Kristin’s hand intercepted his, slapping it lightly. “Sorry,” she said. “But this is an emergency.”
The door shut, cutting off the tumult. The first-floor button was lit. Kristin reached forward and pressed “B.”
“An emergency…in the basement?” the man queried.
“Didn’t you hear?” said Kristin with a slight smile. “The new isolation unit’s down there. Only for incredibly contagious patients.”
The floor bell dinged, and the man left fast without another word. “Sorry,” said Kristin, spreading herself to stop someone boarding. “Occupied.”
The door closed. The elevator plunged on. “She’s very forceful, isn’t she?” Sky whispered from beneath the sheet.
“You should see her as a lynx,” came the reply from above.
“Shh!” Kristin hissed, just as the elevator stopped. The door opened, and she nudged the trolley into the basement. “No one,” she said, peering. She steered out into the corridor, managed a corner with difficulty.
“Where now?” Sky asked. But his words were lost in the sudden blaring of the alarm bell.
“I wonder what that’s for?” shouted Kristin. “As if I didn’t know.”
They all heard footsteps running nearby.

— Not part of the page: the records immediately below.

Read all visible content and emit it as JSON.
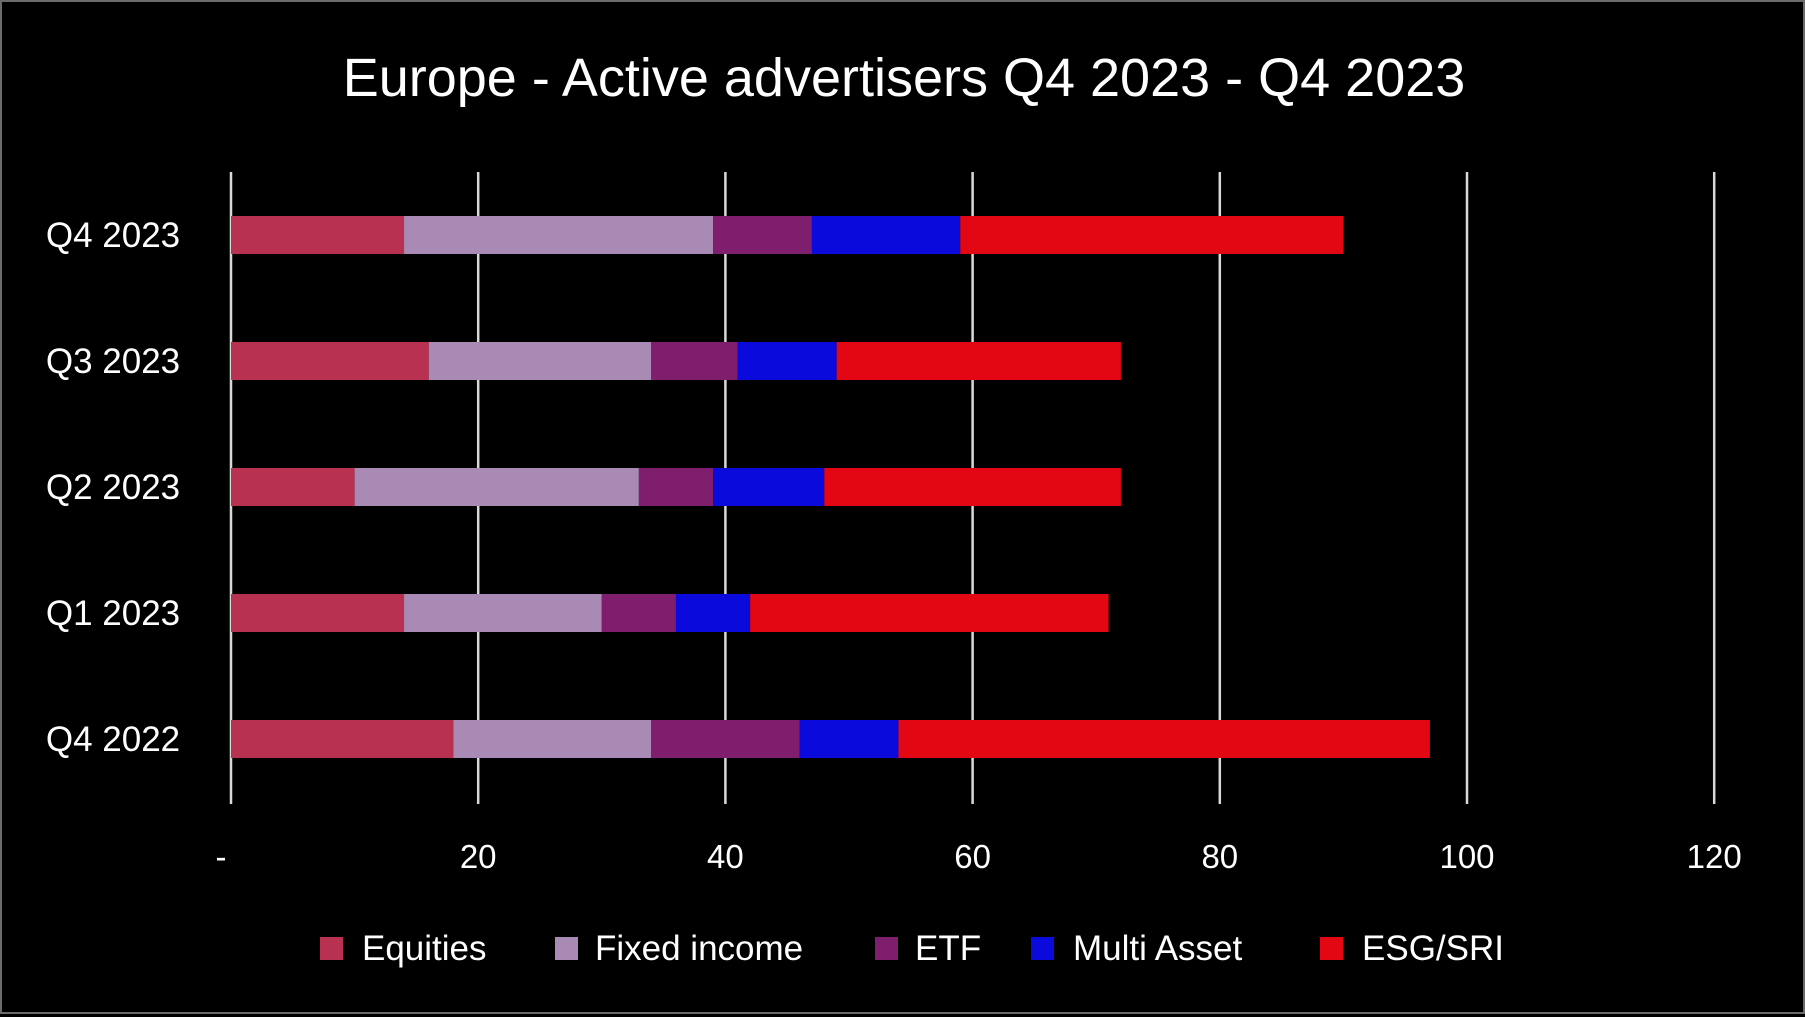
{
  "chart_data": {
    "type": "bar",
    "orientation": "horizontal",
    "stacked": true,
    "title": "Europe - Active advertisers Q4 2023 - Q4 2023",
    "categories": [
      "Q4 2023",
      "Q3 2023",
      "Q2 2023",
      "Q1 2023",
      "Q4 2022"
    ],
    "series": [
      {
        "name": "Equities",
        "color": "#b83150",
        "values": [
          14,
          16,
          10,
          14,
          18
        ]
      },
      {
        "name": "Fixed income",
        "color": "#a98ab4",
        "values": [
          25,
          18,
          23,
          16,
          16
        ]
      },
      {
        "name": "ETF",
        "color": "#7e1e6c",
        "values": [
          8,
          7,
          6,
          6,
          12
        ]
      },
      {
        "name": "Multi Asset",
        "color": "#0a0adc",
        "values": [
          12,
          8,
          9,
          6,
          8
        ]
      },
      {
        "name": "ESG/SRI",
        "color": "#e30613",
        "values": [
          31,
          23,
          24,
          29,
          43
        ]
      }
    ],
    "xlim": [
      0,
      120
    ],
    "xticks": [
      0,
      20,
      40,
      60,
      80,
      100,
      120
    ],
    "xtick_labels": [
      "-",
      "20",
      "40",
      "60",
      "80",
      "100",
      "120"
    ],
    "grid": "vertical",
    "legend": "bottom",
    "background": "#000000"
  }
}
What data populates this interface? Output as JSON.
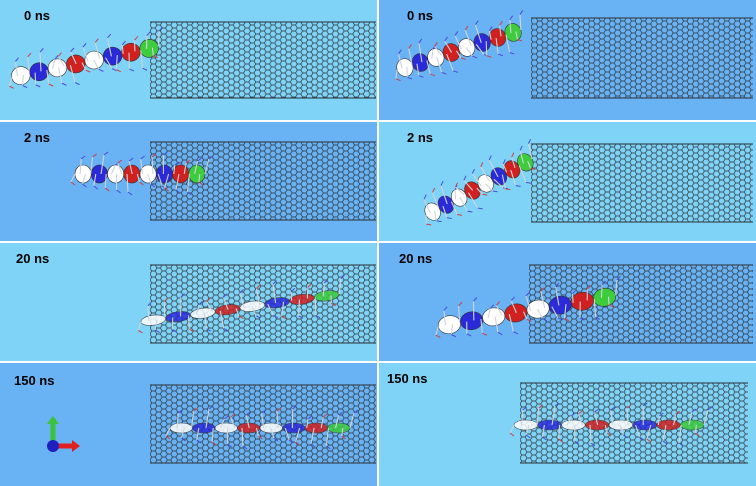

A man called, “I’ll get onto the front desk.”
Kristin took a turn down another corridor, this one worse lit, with older wooden shelves piled with dusty equipment, followed by several rooms whose walls were made of meshed metal. “Aha!” she said, jerking the trolley to a stop. “Sky!”
“Yes?” they both replied.
“Hop off and open that door!”
They both began to slide off. Each stopped when he saw the other move. “Which one?” they said together.
“You, Sky…no, you, Sky! Ach!” she grunted. “This is so confusing.”
One Sky raised his hand. “Why don’t I be ‘Body-Sky’? Since I was the one in the hospital? So you’ll be—”
“Fetch-Sky!”
“Agreed. Now, one of you…move!”
Fetch-Sky raised a hand, slid off the bed. But as soon as he stood, his knees gave out from under him, and he had to catch himself on the rail of the bed. “I’m not doing so good,” he muttered.
“Nor me,” said Body-Sky. He stood slowly, also holding tight, facing his Fetch. “Maybe if we both…”
Two of Sky’s hands reached forward, one from each body. Together, they grasped the handle, pushed it down. The door swung in, and they stumbled into the room. Kristin pushed the trolley between them, knocking over some cans that rolled away along the floor. Then, as she flicked a light switch, they let the door slam shut.